From: ABC
To: david
Date: September 12, 2020, 8:48 am UTC
i have liked you for so long, but i’ve been too scared to tell you. You will never understand how much i do genuinely like you, i just need to know how you feel about me
From: ABC
To: david
Date: September 11, 2020, 8:24 am UTC
I don’t know why you did what you did. You knew I was already in a relationship and you still forced me to kiss you. I didn’t want you to do it and I will never be able to forget it. At least my boyfriend is understanding and supportive. Now I have a child and am engaged to him. He’s 100 times better than you.
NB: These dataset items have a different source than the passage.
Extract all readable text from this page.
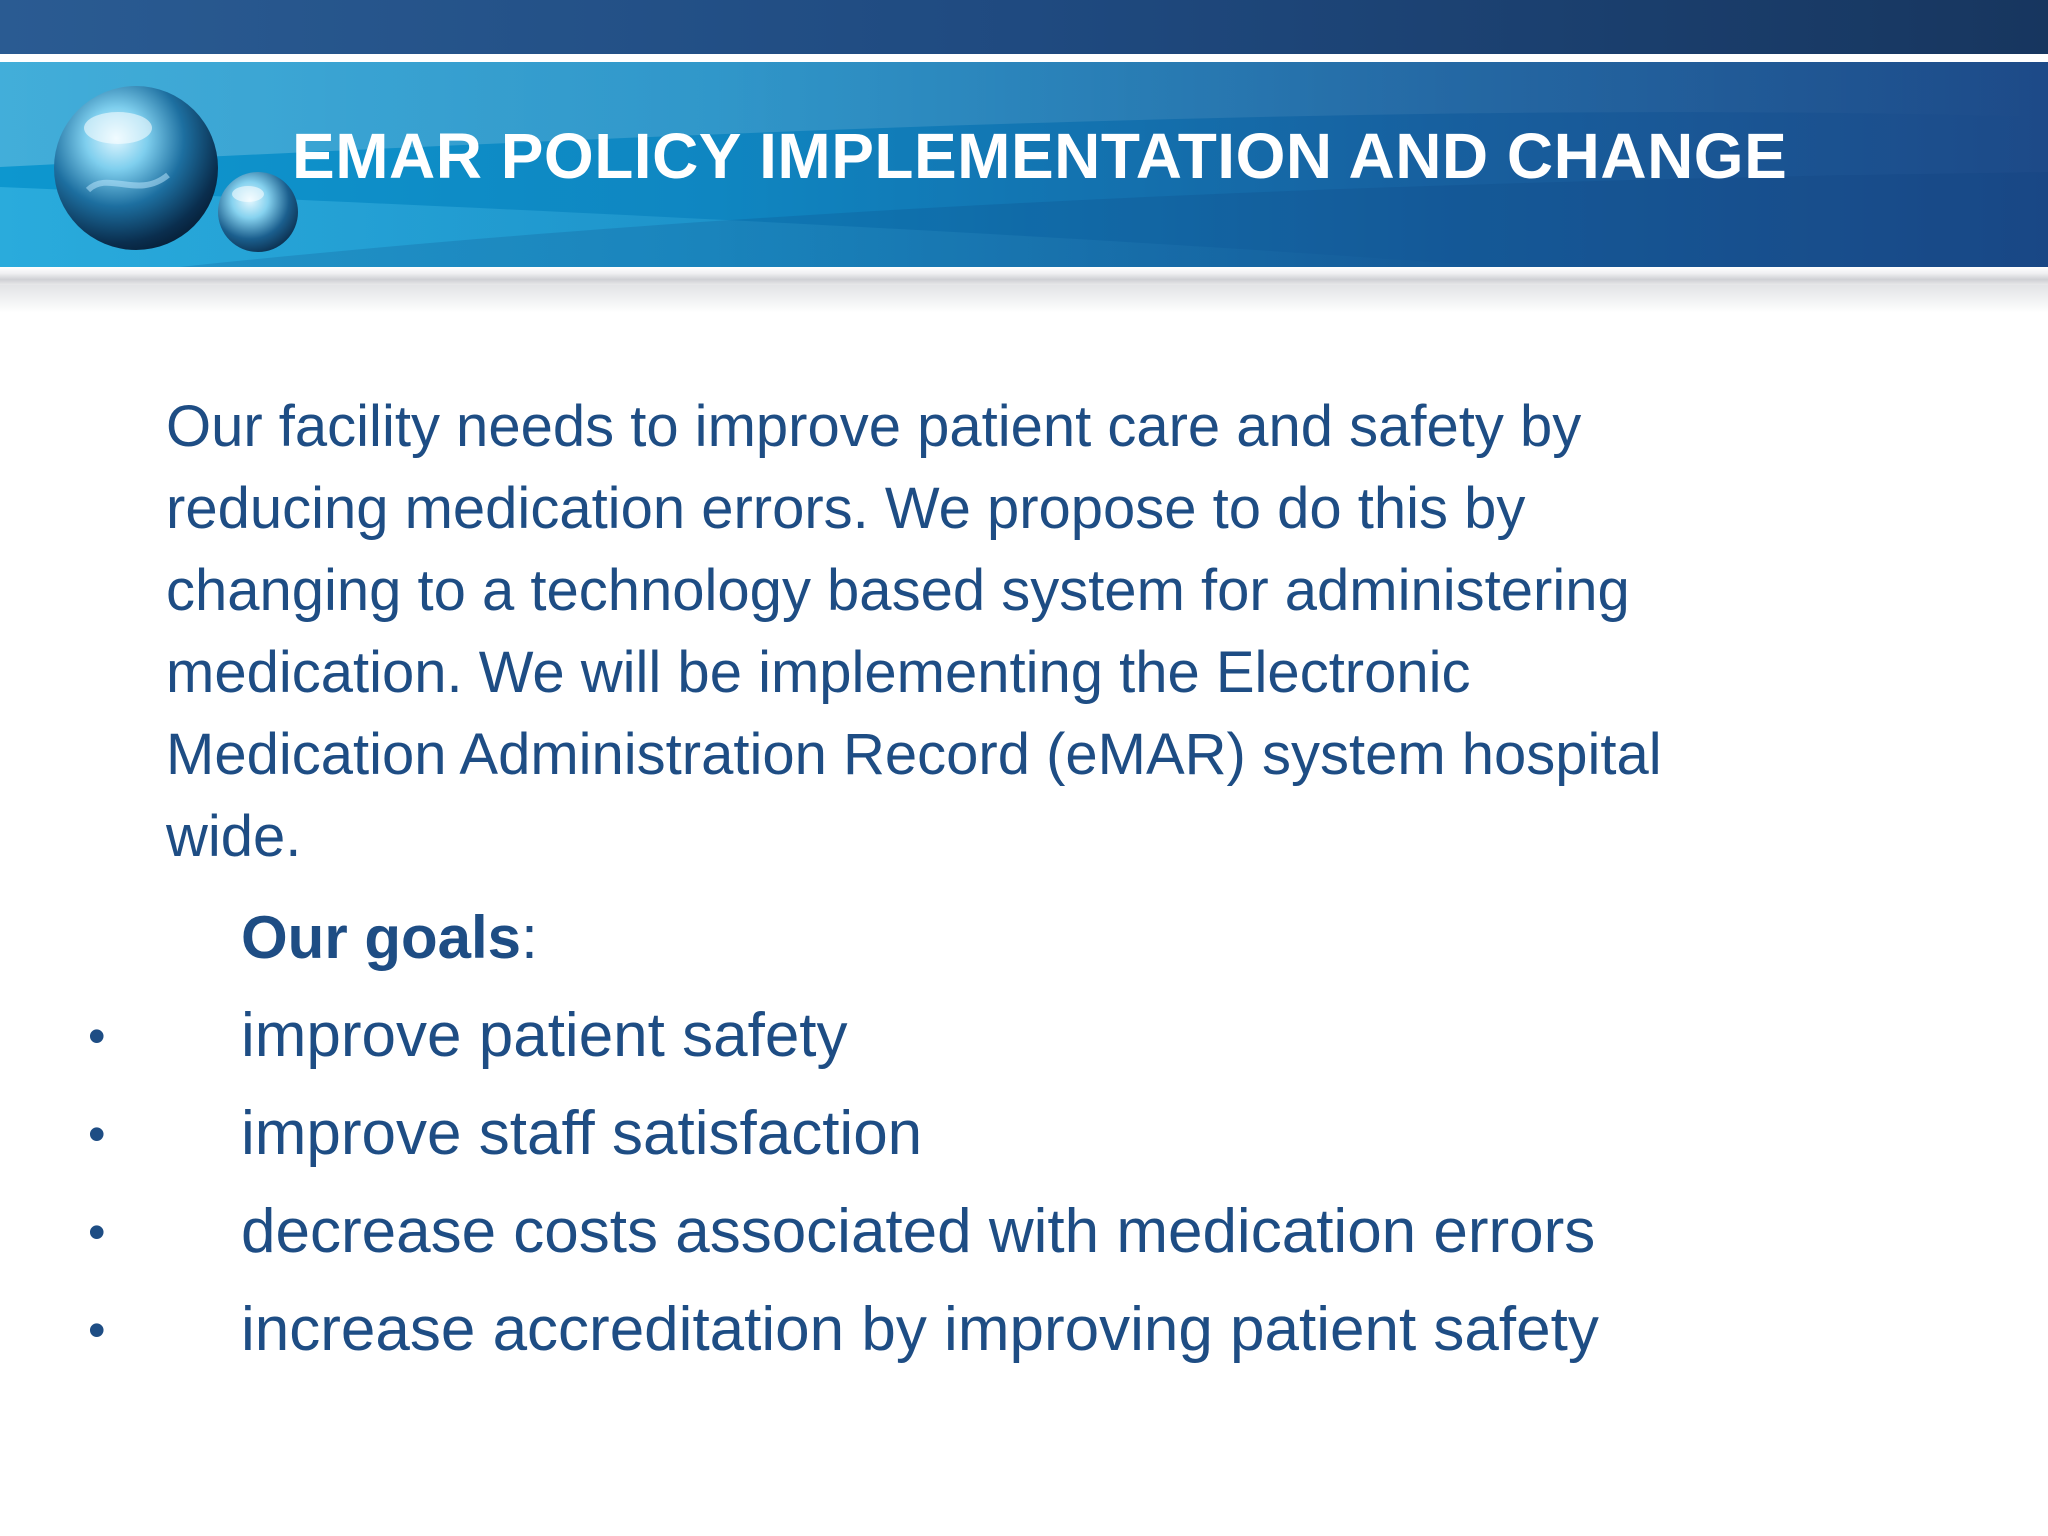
EMAR POLICY IMPLEMENTATION AND CHANGE
Our facility needs to improve patient care and safety by
reducing medication errors. We propose to do this by
changing to a technology based system for administering
medication. We will be implementing the Electronic
Medication Administration Record (eMAR) system hospital
wide.
Our goals:
• improve patient safety
• improve staff satisfaction
• decrease costs associated with medication errors
• increase accreditation by improving patient safety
He actually cares.
From: ABC
To: david
Date: September 10, 2020, 9:09 pm UTC
i had to tell my parents that you died. its better than trying to explain why you left when i dont even know.
From: ABC
To: david
Date: September 10, 2020, 7:32 pm UTC
Thank you for showing me kindness when my eyes were full of hope. But I didn’t know you’d take the hope when you left me and never came back.
From: ABC
To: david
Date: September 8, 2020, 9:28 am UTC
I had to tell you how I was feeling, get nothing from you, and move on to realize that I never actually loved “you”. I loved the idea of you, and what it could give. Which ultimately I was doing myself. I learned how to be vulnerable and beyond that, I realized I had feelings for someone else that you were getting in the way of. I’ll cherish the fun we had while still knowing I am forever grateful I never actually dated you. You would’ve hurt me in ways much worse than you did. You were blind to what I could’ve given you, and I was blind to who was actually giving me love.
From: ABC
To: david
Date: September 8, 2020, 2:47 am UTC
ik we were kids and ik u only texted me when u were high but it felt so right talking to u. idk why i felt embarrassed to tell my friends we talked. i miss u. ik we talked the other day but it wasn’t how it used to be. who knows when we’ll talk again. i haven’t seen u in almost 3 years but i drive past ur house like once a week. i miss you and i know you’re the first boy i’ve ever loved.
From: ABC
To: david
Date: September 7, 2020, 7:45 am UTC
I hope she gives you everything I couldn’t and it hurts knowing you talk to her the way you talked to me. even though i’m over you now. if that makes sense?